Canada has long sought immigrants to populate the world’s second-largest land mass, but two developments in the 1960s shaped the modern age. One created a point system that favors the highly skilled. The other abolished provisions that screened out nonwhites. Millions of minorities followed, with Chinese, Indians and Filipinos in the lead.

Relative to its population, Canada takes more than twice as many legal immigrants as the United States. Why no hullabaloo?

With one-ninth of the U.S. population, Canadians are keener for growth, and the point system helps persuade the public it is getting the newcomers it needs. The children of immigrants typically do well. The economic downturn has been mild. Plus the absence of large-scale illegal immigration removes a dominant source of the U.S. conflict.

"The big difference between Canada and the U.S. is that we don’t border Mexico," said Naomi Alboim, a former immigration official who teaches at Queens University in Ontario.

French and English from the start, Canada also has a more obliging political culture — one that accepts more pluribus and demands less unum. That American complaint — "why do I have to press 1 for English?" — baffles a country with a minister of multiculturalism.

Another force is in play: immigrant voting strength. About 20 percent of Canadians are foreign born (compared to 12.5 percent in the United States), and they are quicker to acquire citizenship and voting rights.

Some stirrings of discontent can be found.
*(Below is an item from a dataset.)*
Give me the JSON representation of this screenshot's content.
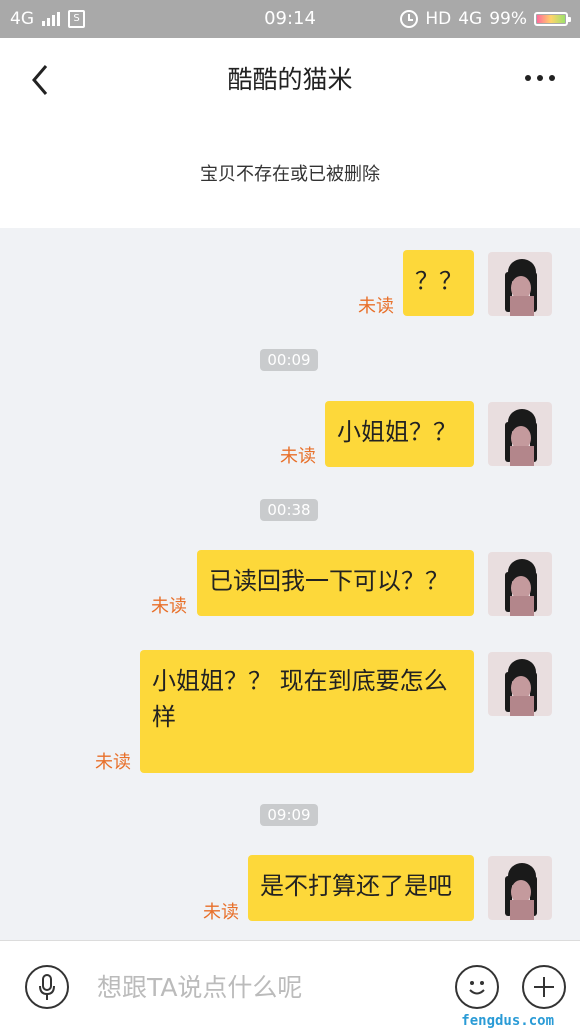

The rapid growth of the "MTV" cities has fueled complaints about congestion and housing costs. A foiled 2006 terrorist plot brought modest concern about radical Islam. And critics of the refugee system say it rewards false claims of persecution, leaving the country with an unlocked back door.

"There’s considerably more concern among our people than is reflected in our policies," said Martin Collacott, who helped create the Center for Immigration Policy Reform, a new group that advocates less immigration.

Collacott argues high levels of immigration have increased safety net costs, slowed economic growth and strained civic cohesion, but he agrees the issue has little force in politics.

"There’s literally no one in parliament willing to take up the cudgel," he said.

The Manitoba program, started in 1998 at employers’ behest, has grown rapidly under both liberal and conservative governments. While the federal system favors those with college degrees, Manitoba takes the semi-skilled, like truck drivers and welders, and focuses on those with local relatives in the hopes that they will stay. The newcomers can bring spouses and children and get a path to citizenship.

Most are required to bring savings, typically about $10,000, to finance the transition without government aid. While the province nominates people it wants, the federal government does background checks and has the final say.